Philadelphia City Council Thursday issued a message to Pennsylvania lawmakers: Eliminate cash bail across the commonwealth.
The largely symbolic resolution does not affect policy, but it demonstrates that political momentum is building to scrap a system critics say discriminates against low-income defendants.
Xzavier Beemon, 19, of West Philadelphia, attended the hearing to show support for changing the city’s bail system.
Beemon was incarcerated for three months before he came up with enough money to post a bond. During that time, he said, he could have been working and earning money.
“Some people might get high bails that they can’t afford, and then they feel pressure in taking a deal just so they can leave and get home faster,” said Beemon, referring to a defendant’s choice in accepting a plea bargain. “Whereas if it was some of these politicians whose family was in the same predicament, their family would be out in no time.
“It’s not really fair to the common man.”
The resolution, sponsored by Councilman Curtis Jones, encourages the city district attorney’s office to reduce its reliance on cash bail, which the new District Attorney Larry Krasner supports.
It also calls upon the Republican-controlled state legislature to pass a law eliminating cash bail across the commonwealth, following the lead of New Jersey, which last year became one of the first states to virtually end its cash bail system.
“We are excited to work with the other stakeholders in the process to bring forth a better balance of public safety, the rights of the accused, and the moral and financial costs of the current cash bail system,” said Mike Lee, legislative director in government affairs in the district attorney’s office.
Nyssa Taylor, who works on criminal justice policy at the ACLU of Pennsylvania, also spoke during Thursday’s hearing.
“Setting monetary bail higher than someone can afford constitutes excessive bail under the Eighth Amendment, and it upends our fundamental rights of liberty and the presumption of innocence,” she said.
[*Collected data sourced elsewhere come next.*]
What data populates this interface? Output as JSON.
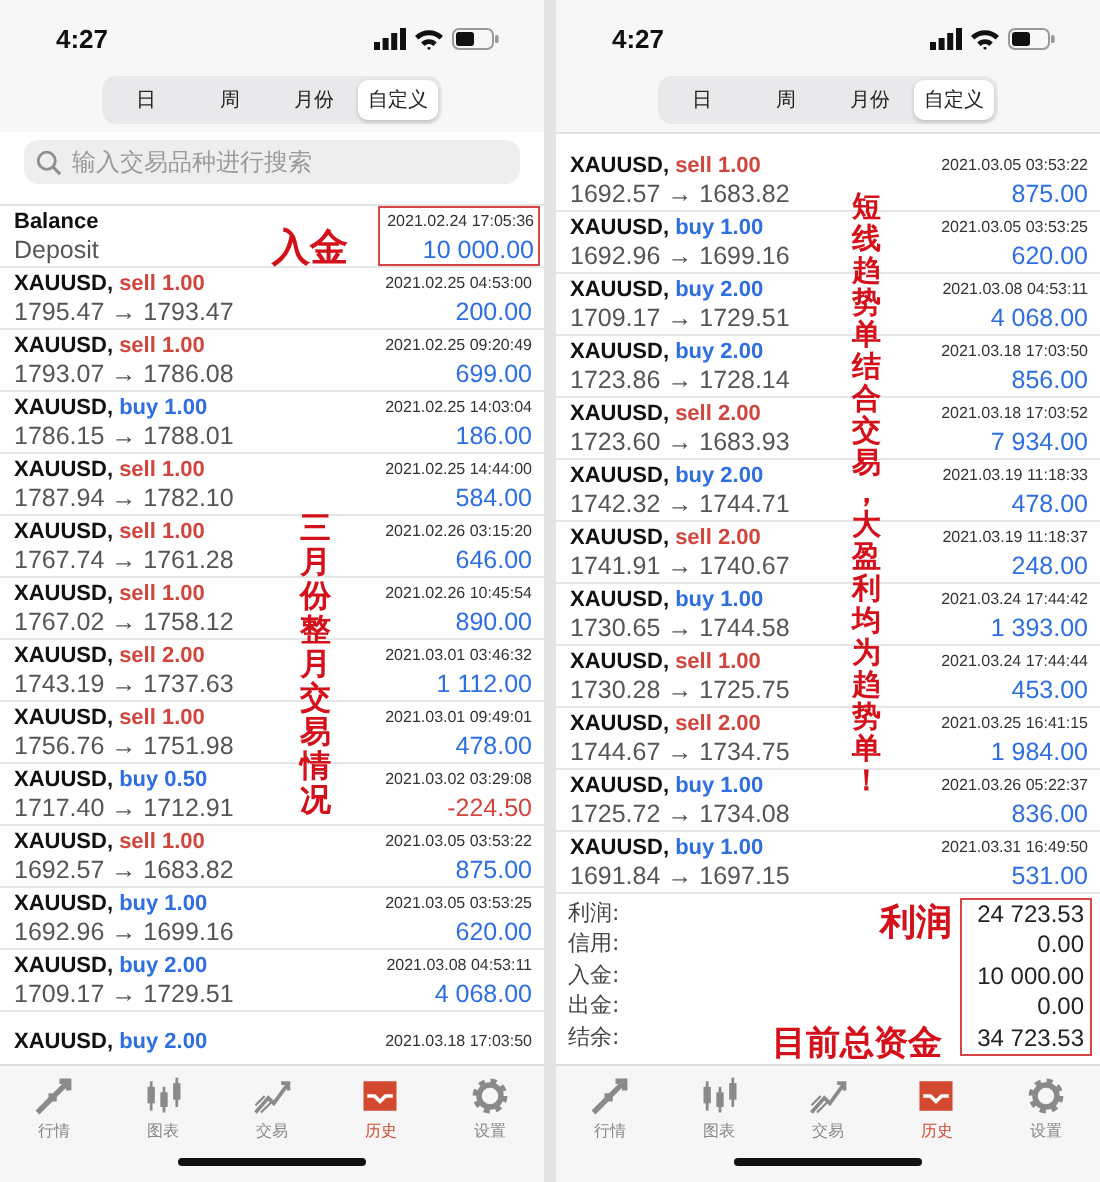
{
  "panels": [
    {
      "status_bar": {
        "time": "4:27"
      },
      "segments": [
        {
          "label": "日",
          "selected": false
        },
        {
          "label": "周",
          "selected": false
        },
        {
          "label": "月份",
          "selected": false
        },
        {
          "label": "自定义",
          "selected": true
        }
      ],
      "search": {
        "placeholder": "输入交易品种进行搜索"
      },
      "entries": [
        {
          "kind": "balance",
          "title": "Balance",
          "subtitle": "Deposit",
          "time": "2021.02.24 17:05:36",
          "amount": "10 000.00",
          "highlighted": true
        },
        {
          "kind": "sell",
          "symbol": "XAUUSD,",
          "side": "sell 1.00",
          "time": "2021.02.25 04:53:00",
          "prices": "1795.47 → 1793.47",
          "profit": "200.00",
          "loss": false
        },
        {
          "kind": "sell",
          "symbol": "XAUUSD,",
          "side": "sell 1.00",
          "time": "2021.02.25 09:20:49",
          "prices": "1793.07 → 1786.08",
          "profit": "699.00",
          "loss": false
        },
        {
          "kind": "buy",
          "symbol": "XAUUSD,",
          "side": "buy 1.00",
          "time": "2021.02.25 14:03:04",
          "prices": "1786.15 → 1788.01",
          "profit": "186.00",
          "loss": false
        },
        {
          "kind": "sell",
          "symbol": "XAUUSD,",
          "side": "sell 1.00",
          "time": "2021.02.25 14:44:00",
          "prices": "1787.94 → 1782.10",
          "profit": "584.00",
          "loss": false
        },
        {
          "kind": "sell",
          "symbol": "XAUUSD,",
          "side": "sell 1.00",
          "time": "2021.02.26 03:15:20",
          "prices": "1767.74 → 1761.28",
          "profit": "646.00",
          "loss": false
        },
        {
          "kind": "sell",
          "symbol": "XAUUSD,",
          "side": "sell 1.00",
          "time": "2021.02.26 10:45:54",
          "prices": "1767.02 → 1758.12",
          "profit": "890.00",
          "loss": false
        },
        {
          "kind": "sell",
          "symbol": "XAUUSD,",
          "side": "sell 2.00",
          "time": "2021.03.01 03:46:32",
          "prices": "1743.19 → 1737.63",
          "profit": "1 112.00",
          "loss": false
        },
        {
          "kind": "sell",
          "symbol": "XAUUSD,",
          "side": "sell 1.00",
          "time": "2021.03.01 09:49:01",
          "prices": "1756.76 → 1751.98",
          "profit": "478.00",
          "loss": false
        },
        {
          "kind": "buy",
          "symbol": "XAUUSD,",
          "side": "buy 0.50",
          "time": "2021.03.02 03:29:08",
          "prices": "1717.40 → 1712.91",
          "profit": "-224.50",
          "loss": true
        },
        {
          "kind": "sell",
          "symbol": "XAUUSD,",
          "side": "sell 1.00",
          "time": "2021.03.05 03:53:22",
          "prices": "1692.57 → 1683.82",
          "profit": "875.00",
          "loss": false
        },
        {
          "kind": "buy",
          "symbol": "XAUUSD,",
          "side": "buy 1.00",
          "time": "2021.03.05 03:53:25",
          "prices": "1692.96 → 1699.16",
          "profit": "620.00",
          "loss": false
        },
        {
          "kind": "buy",
          "symbol": "XAUUSD,",
          "side": "buy 2.00",
          "time": "2021.03.08 04:53:11",
          "prices": "1709.17 → 1729.51",
          "profit": "4 068.00",
          "loss": false
        },
        {
          "kind": "buy",
          "symbol": "XAUUSD,",
          "side": "buy 2.00",
          "time": "2021.03.18 17:03:50"
        }
      ],
      "tab_bar": [
        {
          "label": "行情",
          "selected": false
        },
        {
          "label": "图表",
          "selected": false
        },
        {
          "label": "交易",
          "selected": false
        },
        {
          "label": "历史",
          "selected": true
        },
        {
          "label": "设置",
          "selected": false
        }
      ],
      "annotations": [
        {
          "kind": "horizontal",
          "text": "入金"
        },
        {
          "kind": "vertical",
          "text": "三月份整月交易情况"
        }
      ]
    },
    {
      "status_bar": {
        "time": "4:27"
      },
      "segments": [
        {
          "label": "日",
          "selected": false
        },
        {
          "label": "周",
          "selected": false
        },
        {
          "label": "月份",
          "selected": false
        },
        {
          "label": "自定义",
          "selected": true
        }
      ],
      "entries": [
        {
          "kind": "sell",
          "symbol": "XAUUSD,",
          "side": "sell 1.00",
          "time": "2021.03.05 03:53:22",
          "prices": "1692.57 → 1683.82",
          "profit": "875.00",
          "loss": false
        },
        {
          "kind": "buy",
          "symbol": "XAUUSD,",
          "side": "buy 1.00",
          "time": "2021.03.05 03:53:25",
          "prices": "1692.96 → 1699.16",
          "profit": "620.00",
          "loss": false
        },
        {
          "kind": "buy",
          "symbol": "XAUUSD,",
          "side": "buy 2.00",
          "time": "2021.03.08 04:53:11",
          "prices": "1709.17 → 1729.51",
          "profit": "4 068.00",
          "loss": false
        },
        {
          "kind": "buy",
          "symbol": "XAUUSD,",
          "side": "buy 2.00",
          "time": "2021.03.18 17:03:50",
          "prices": "1723.86 → 1728.14",
          "profit": "856.00",
          "loss": false
        },
        {
          "kind": "sell",
          "symbol": "XAUUSD,",
          "side": "sell 2.00",
          "time": "2021.03.18 17:03:52",
          "prices": "1723.60 → 1683.93",
          "profit": "7 934.00",
          "loss": false
        },
        {
          "kind": "buy",
          "symbol": "XAUUSD,",
          "side": "buy 2.00",
          "time": "2021.03.19 11:18:33",
          "prices": "1742.32 → 1744.71",
          "profit": "478.00",
          "loss": false
        },
        {
          "kind": "sell",
          "symbol": "XAUUSD,",
          "side": "sell 2.00",
          "time": "2021.03.19 11:18:37",
          "prices": "1741.91 → 1740.67",
          "profit": "248.00",
          "loss": false
        },
        {
          "kind": "buy",
          "symbol": "XAUUSD,",
          "side": "buy 1.00",
          "time": "2021.03.24 17:44:42",
          "prices": "1730.65 → 1744.58",
          "profit": "1 393.00",
          "loss": false
        },
        {
          "kind": "sell",
          "symbol": "XAUUSD,",
          "side": "sell 1.00",
          "time": "2021.03.24 17:44:44",
          "prices": "1730.28 → 1725.75",
          "profit": "453.00",
          "loss": false
        },
        {
          "kind": "sell",
          "symbol": "XAUUSD,",
          "side": "sell 2.00",
          "time": "2021.03.25 16:41:15",
          "prices": "1744.67 → 1734.75",
          "profit": "1 984.00",
          "loss": false
        },
        {
          "kind": "buy",
          "symbol": "XAUUSD,",
          "side": "buy 1.00",
          "time": "2021.03.26 05:22:37",
          "prices": "1725.72 → 1734.08",
          "profit": "836.00",
          "loss": false
        },
        {
          "kind": "buy",
          "symbol": "XAUUSD,",
          "side": "buy 1.00",
          "time": "2021.03.31 16:49:50",
          "prices": "1691.84 → 1697.15",
          "profit": "531.00",
          "loss": false
        }
      ],
      "summary": {
        "highlighted": true,
        "rows": [
          {
            "label": "利润:",
            "value": "24 723.53"
          },
          {
            "label": "信用:",
            "value": "0.00"
          },
          {
            "label": "入金:",
            "value": "10 000.00"
          },
          {
            "label": "出金:",
            "value": "0.00"
          },
          {
            "label": "结余:",
            "value": "34 723.53"
          }
        ]
      },
      "tab_bar": [
        {
          "label": "行情",
          "selected": false
        },
        {
          "label": "图表",
          "selected": false
        },
        {
          "label": "交易",
          "selected": false
        },
        {
          "label": "历史",
          "selected": true
        },
        {
          "label": "设置",
          "selected": false
        }
      ],
      "annotations": [
        {
          "kind": "vertical",
          "text": "短线趋势单结合交易，大盈利均为趋势单！"
        },
        {
          "kind": "horizontal",
          "text": "利润"
        },
        {
          "kind": "horizontal",
          "text": "目前总资金"
        }
      ]
    }
  ]
}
Among the whole city jail population, 21 percent, or 1,361 people, are now behind bars on cash bail, according to city statistics. In many of those cases, people remain incarcerated because they cannot raise enough cash — typically 10 percent of the bail set by a judge — to be released.
Bail is generally seen as a way to make sure a defendant appears for trial. In New Jersey, however, officials have instituted risk-basked assessments, which supporters say will be just as effective in ensuring that a defendant shows up for a court date.